With outcomes identified and some kind of implementation strategy, you are ready to think about how you will evaluate your change to see if it is achieving the outcomes you are hoping for.

First, decide what type of evidence you need for the questions you are trying to answer. For some initiatives that are relatively easy to implement, data like informal feedback from teachers may be completely sufficient evidence for what you are trying to achieve.

For more involved projects that are aiming to make a sustained difference to pupil outcomes, you may want to look at more robust measures, potentially against a control group of pupils that are not taking part in a particular programme.

You should also be selective about your outcome measures, both intermediate and longer term. The range of indicators you could look at is huge and could include:

  • Academic attainment: Consider carefully the validity and reliability of your data – national, moderated exam results and standardised assessments will give different sorts of data to classroom assessments.
  • Pastoral and school engagement measures: For example, looking at measures of behaviour, exclusions, attendance. This data will often be readily available and may be high quality.
  • Broader skills: Many initiatives will be looking to develop outcomes such as pupils’ levels of motivation, self-efficacy or metacognition. In many cases there exist questionnaires that can be used to measure these outcomes.

Once you have decided on your measures, you will typically want to have both baseline and outcome data – where were young people when you started with an initiative and where did they end up? Can you compare this against other groups that were not taking part, or even previous year groups, to put your observed impact into context?

Sense check this all against workload and your existing school processes. You do not want to create a need to collect lots of new data, or to overhaul all your systems. Evaluation should reduce workload by helping you focus. It should not create more work

What to do with your data?

This is the key question that you should plan for at the beginning. You should be aiming to produce some sort of summary that can be useful for non-expert stakeholders. But most crucially you need to carve-out some time to talk through the implications.

If your evaluation finds that what you were doing was not effective, what are you going to do with that? Will you drop the initiative entirely, redesign some components of it, do some further research?

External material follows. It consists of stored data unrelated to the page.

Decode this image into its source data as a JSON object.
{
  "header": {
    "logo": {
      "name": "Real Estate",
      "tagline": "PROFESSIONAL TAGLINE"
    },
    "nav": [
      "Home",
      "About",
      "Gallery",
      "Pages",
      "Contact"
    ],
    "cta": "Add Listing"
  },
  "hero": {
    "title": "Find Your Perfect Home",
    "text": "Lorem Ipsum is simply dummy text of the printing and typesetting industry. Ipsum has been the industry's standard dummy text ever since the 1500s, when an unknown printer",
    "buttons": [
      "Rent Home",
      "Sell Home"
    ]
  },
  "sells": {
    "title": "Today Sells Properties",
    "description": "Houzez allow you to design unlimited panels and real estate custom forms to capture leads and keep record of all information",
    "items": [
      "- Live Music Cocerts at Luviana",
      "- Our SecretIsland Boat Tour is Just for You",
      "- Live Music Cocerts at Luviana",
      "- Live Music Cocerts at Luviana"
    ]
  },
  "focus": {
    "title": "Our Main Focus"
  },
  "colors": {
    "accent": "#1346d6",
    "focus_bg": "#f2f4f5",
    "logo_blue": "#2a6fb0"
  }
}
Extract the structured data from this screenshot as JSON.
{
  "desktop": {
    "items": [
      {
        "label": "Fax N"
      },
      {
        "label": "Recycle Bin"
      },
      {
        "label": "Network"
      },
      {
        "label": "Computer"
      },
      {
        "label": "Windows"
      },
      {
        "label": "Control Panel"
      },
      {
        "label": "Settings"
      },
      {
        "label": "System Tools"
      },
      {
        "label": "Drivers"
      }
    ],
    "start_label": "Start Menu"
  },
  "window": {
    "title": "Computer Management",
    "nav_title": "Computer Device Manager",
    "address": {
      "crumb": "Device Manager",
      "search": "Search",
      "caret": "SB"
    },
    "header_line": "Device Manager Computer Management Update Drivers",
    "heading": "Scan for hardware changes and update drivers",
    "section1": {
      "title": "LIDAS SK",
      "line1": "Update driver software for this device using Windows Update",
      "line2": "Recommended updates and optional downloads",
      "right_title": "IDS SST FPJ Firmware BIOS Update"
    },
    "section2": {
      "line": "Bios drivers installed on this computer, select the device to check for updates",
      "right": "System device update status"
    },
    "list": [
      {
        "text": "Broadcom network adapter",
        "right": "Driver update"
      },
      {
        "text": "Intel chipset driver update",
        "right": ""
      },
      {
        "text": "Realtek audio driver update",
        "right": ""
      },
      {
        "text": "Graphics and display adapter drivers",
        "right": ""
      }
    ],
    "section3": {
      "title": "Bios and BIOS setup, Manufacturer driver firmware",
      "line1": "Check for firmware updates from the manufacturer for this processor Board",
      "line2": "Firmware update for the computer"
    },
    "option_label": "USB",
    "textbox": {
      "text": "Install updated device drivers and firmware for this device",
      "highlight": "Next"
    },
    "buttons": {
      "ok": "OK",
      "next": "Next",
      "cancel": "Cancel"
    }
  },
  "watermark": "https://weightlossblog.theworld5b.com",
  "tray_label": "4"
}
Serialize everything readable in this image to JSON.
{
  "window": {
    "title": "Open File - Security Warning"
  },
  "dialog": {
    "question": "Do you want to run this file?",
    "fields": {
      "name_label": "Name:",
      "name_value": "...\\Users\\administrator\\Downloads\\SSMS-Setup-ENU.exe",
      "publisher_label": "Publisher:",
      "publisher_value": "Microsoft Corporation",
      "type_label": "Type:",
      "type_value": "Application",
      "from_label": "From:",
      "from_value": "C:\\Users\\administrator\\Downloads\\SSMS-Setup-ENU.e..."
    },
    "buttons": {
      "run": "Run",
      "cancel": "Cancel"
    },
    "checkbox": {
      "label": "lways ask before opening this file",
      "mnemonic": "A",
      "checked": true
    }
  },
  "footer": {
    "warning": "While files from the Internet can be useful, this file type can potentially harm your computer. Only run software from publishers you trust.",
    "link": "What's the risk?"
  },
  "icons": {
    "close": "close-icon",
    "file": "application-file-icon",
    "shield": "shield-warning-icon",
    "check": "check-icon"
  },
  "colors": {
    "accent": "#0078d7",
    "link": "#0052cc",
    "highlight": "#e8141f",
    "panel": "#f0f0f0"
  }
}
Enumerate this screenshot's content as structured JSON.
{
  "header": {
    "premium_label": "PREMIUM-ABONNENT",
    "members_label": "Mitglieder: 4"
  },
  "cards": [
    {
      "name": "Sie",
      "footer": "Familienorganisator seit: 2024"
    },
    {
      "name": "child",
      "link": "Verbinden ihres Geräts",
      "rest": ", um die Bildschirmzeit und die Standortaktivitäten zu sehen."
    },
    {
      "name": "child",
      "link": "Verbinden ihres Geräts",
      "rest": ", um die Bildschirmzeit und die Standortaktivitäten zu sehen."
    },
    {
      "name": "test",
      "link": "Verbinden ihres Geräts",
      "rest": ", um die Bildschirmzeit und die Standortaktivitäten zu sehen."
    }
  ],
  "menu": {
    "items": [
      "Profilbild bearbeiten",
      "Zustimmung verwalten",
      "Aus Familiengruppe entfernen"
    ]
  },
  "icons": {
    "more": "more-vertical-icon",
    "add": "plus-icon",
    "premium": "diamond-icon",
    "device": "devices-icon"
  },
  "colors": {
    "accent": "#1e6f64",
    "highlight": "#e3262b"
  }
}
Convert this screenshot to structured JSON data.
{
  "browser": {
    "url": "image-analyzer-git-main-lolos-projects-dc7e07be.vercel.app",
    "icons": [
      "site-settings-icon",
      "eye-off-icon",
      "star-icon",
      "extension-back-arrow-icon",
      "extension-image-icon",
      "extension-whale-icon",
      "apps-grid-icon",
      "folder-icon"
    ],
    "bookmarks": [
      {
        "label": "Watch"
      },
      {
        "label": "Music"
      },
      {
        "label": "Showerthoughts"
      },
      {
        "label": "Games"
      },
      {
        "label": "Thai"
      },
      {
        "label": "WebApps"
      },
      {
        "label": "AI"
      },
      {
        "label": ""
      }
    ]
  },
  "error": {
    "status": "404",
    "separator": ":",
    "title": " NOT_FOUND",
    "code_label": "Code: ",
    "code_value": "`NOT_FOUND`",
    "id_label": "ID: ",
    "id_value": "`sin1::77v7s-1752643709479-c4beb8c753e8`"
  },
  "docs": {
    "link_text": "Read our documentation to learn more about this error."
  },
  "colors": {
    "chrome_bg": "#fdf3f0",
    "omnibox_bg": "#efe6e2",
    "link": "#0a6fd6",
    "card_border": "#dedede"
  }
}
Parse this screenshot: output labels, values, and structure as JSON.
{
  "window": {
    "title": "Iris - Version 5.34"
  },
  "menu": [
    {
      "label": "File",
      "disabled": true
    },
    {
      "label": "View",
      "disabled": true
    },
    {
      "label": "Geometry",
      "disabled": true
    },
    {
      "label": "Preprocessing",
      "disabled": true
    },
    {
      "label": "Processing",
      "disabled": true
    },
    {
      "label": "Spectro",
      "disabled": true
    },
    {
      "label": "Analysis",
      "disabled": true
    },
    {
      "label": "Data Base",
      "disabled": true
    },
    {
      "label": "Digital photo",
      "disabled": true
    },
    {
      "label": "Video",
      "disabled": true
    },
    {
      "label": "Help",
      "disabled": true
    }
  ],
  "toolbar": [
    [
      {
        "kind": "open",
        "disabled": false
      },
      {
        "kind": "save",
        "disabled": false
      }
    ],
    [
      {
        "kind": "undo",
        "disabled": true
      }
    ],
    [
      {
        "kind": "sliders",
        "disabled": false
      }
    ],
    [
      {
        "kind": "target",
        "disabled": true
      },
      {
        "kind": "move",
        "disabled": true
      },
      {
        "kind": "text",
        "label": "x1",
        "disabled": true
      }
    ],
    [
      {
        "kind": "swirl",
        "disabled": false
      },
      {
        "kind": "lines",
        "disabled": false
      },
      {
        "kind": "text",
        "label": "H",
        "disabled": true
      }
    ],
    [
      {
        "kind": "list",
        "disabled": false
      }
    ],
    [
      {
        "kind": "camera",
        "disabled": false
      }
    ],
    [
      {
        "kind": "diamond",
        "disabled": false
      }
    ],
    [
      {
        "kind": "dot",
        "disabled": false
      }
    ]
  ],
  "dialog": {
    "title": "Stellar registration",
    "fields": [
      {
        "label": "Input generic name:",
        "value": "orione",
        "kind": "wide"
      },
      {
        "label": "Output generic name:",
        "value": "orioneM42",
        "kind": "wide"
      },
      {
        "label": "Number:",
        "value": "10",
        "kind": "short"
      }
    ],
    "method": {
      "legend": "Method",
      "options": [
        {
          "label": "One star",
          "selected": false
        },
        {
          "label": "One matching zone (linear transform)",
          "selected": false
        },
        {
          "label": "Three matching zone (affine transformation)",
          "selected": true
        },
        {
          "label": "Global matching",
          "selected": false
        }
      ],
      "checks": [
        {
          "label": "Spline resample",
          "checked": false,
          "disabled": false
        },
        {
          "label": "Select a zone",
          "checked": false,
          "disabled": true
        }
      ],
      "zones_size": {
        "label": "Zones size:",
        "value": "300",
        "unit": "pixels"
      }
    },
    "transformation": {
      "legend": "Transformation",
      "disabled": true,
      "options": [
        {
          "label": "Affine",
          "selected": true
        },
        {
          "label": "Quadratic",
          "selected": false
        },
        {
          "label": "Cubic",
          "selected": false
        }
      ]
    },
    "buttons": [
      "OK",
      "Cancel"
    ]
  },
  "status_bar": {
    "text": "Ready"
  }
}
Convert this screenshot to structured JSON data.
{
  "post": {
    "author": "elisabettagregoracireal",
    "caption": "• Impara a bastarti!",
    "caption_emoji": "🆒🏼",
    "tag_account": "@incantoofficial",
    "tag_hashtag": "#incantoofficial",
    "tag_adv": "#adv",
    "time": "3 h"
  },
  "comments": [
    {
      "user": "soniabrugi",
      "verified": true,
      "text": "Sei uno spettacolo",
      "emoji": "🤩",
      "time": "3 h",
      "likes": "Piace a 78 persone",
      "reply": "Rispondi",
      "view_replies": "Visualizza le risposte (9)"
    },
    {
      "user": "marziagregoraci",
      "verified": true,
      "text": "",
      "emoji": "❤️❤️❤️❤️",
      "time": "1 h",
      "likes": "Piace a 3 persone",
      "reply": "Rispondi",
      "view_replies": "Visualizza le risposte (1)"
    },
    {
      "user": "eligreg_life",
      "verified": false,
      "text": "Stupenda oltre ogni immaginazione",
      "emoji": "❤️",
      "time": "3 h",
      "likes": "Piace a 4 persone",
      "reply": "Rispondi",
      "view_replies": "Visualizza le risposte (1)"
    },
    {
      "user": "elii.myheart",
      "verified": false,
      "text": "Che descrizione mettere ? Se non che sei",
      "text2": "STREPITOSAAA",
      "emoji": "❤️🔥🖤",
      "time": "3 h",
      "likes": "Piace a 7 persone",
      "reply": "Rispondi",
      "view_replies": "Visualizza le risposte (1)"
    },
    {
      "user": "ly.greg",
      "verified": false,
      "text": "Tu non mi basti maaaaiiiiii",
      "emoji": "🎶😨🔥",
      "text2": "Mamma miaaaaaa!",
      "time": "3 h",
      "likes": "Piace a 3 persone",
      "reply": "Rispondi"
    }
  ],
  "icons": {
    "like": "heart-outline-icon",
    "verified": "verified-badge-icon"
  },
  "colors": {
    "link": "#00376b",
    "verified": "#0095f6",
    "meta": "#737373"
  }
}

Evaluation will not necessarily give you the answers, but what it will do is give you some evidence that you can reflect on and use alongside your professional judgement.

Conclusion

To summarise, the process for implementing and evaluating change looks thus:

  • Start with the best bets – what does the research evidence suggest?
  • Think: “What does this look like here” and plan for quality implementation.
  • Plan for impact, with a well-considered and appropriate evaluation strategy.
  • Know what you are going to do with your data before you collect it.

If done well, a good implementation and evaluation process can maximise the chances of teachers trying something that works and can minimise the risk that interventions will fail.

Perhaps more importantly though, it can help pave the way for wider cultural change so that when we want to narrow the gap, or indeed improve any sort of outcome, our focus is not on simply doing more, but on carefully identifying the problem that we are trying to solve and rigorously assessing whether our interventions are solving it.

This offers not just the potential of improved outcomes, but also a more sustainable and healthier approach to making a difference.